According to Nobel Prize laureate Sir Roger Penrose, there was another universe present before the big bang. The big bang just marked the end of this previous universe. Adding to his theory, he also said that the evidence of that previous universe can still be observed today.
Sir Roger Penrose is currently associated with Oxford University and was awarded the Nobel prize in Physics 2020 on Tuesday for his research on black holes. The Royal Swedish Academy of Science in its citation said that he was awarded the Nobel Prize 2020 for Physics “for the discovery that black hole formation is a robust prediction of the general theory of relativity”.
In a statement, Sir Roger Penrose said that he used ingenious mathematical methods to prove that black holes are a direct consequence of Einstein’s theory of relativity. Note that Einstein himself did not believe in the existence of black holes.
Sir Roger Penrose spoke to The Telegraph (UK) after he won the prize, where he stated that the Big Bang was not the beginning. He said that “There was something before the Big Bang and that something is what we will have in our future. We have a universe that expands and expands, and all mass decays away, and in this crazy theory of mine, that remote future becomes the Big Bang of another aeon.”
According to Sir Roger Penrose, the Big bang actually “began with something which was the remote future of a previous aeon”. He further added “There would have been similar black holes evaporating away, via Hawking evaporation, and they would produce these points in the sky, that I call Hawking Points. We are seeing them. These points are about eight times the diameter of the Moon and are slightly warmed up regions. There is pretty good evidence for at least six of these points.”
What is the Big Bang theory?
How our universe came into being is a widely discussed and debated topic. The Big Bang theory is broadly accepted with respect to this discussion. It states that the universe began as an incredibly hot and dense point, roughly 13.7 billion years ago.
Unlike the name, it wasn’t an explosion in space.
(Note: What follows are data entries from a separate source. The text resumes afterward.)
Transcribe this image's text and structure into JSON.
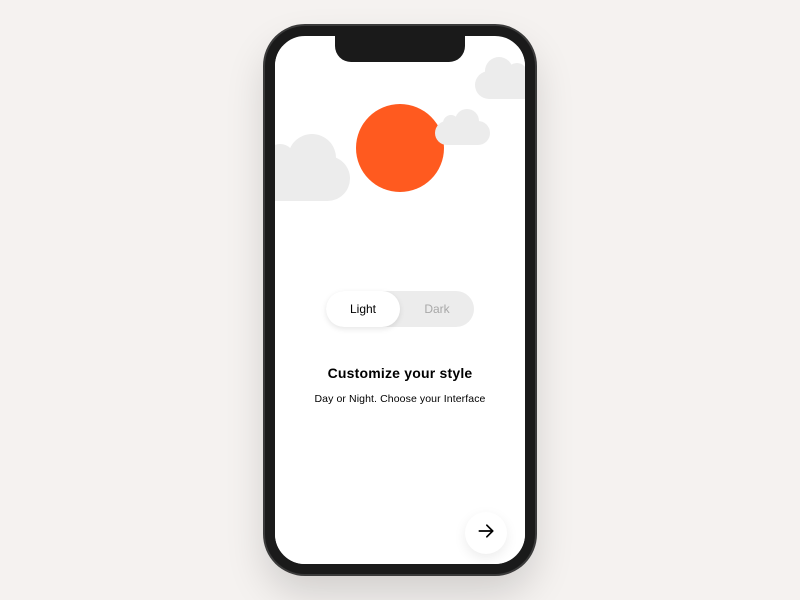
{
  "theme_toggle": {
    "options": [
      "Light",
      "Dark"
    ],
    "selected_index": 0
  },
  "content": {
    "heading": "Customize your style",
    "subheading": "Day or Night. Choose your Interface"
  },
  "colors": {
    "accent": "#ff5a1f",
    "cloud": "#ececec",
    "background": "#f5f2f0"
  }
}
Researchers have said that it was the appearance of space everywhere in the universe. Cosmologists are still unsure as to what happened prior to this moment, but scientists have been working to find an answer to this question. With more modern and sophisticated technology, it may prove to be easier to paint a clear picture of the early universe and its formations.
Scientists have been observing the cosmic microwave background, which contains the afterglow of radiation and light leftover from the big bang. This remnant pervades the universe and is visible to microwave detectors. This allows scientists to figure out and piece together clues and information about the early universe.
When the universe was very young, it went through a great growth spurt. During this burst of expansion, known as inflation, the universe grew exponentially and its size doubled at least 90 times. According to David Spergel, a theoretical astrophysicist at Princeton University, as the universe expanded, it got cooler and less dense.
The universe continued to grow even after inflation but at a slower rate. As the space expanded and matter cooled, matter formed. Within three minutes of the formation of the universe, light chemical elements were created.
About 380,000 years post the big bang, matter cooled and electrons combined with nuclei to form neutral atoms. The light unleashed during this time is seen today in the form of radiation from the cosmic microwave background. This era was followed by a period of darkness before stars and other bright objects were formed.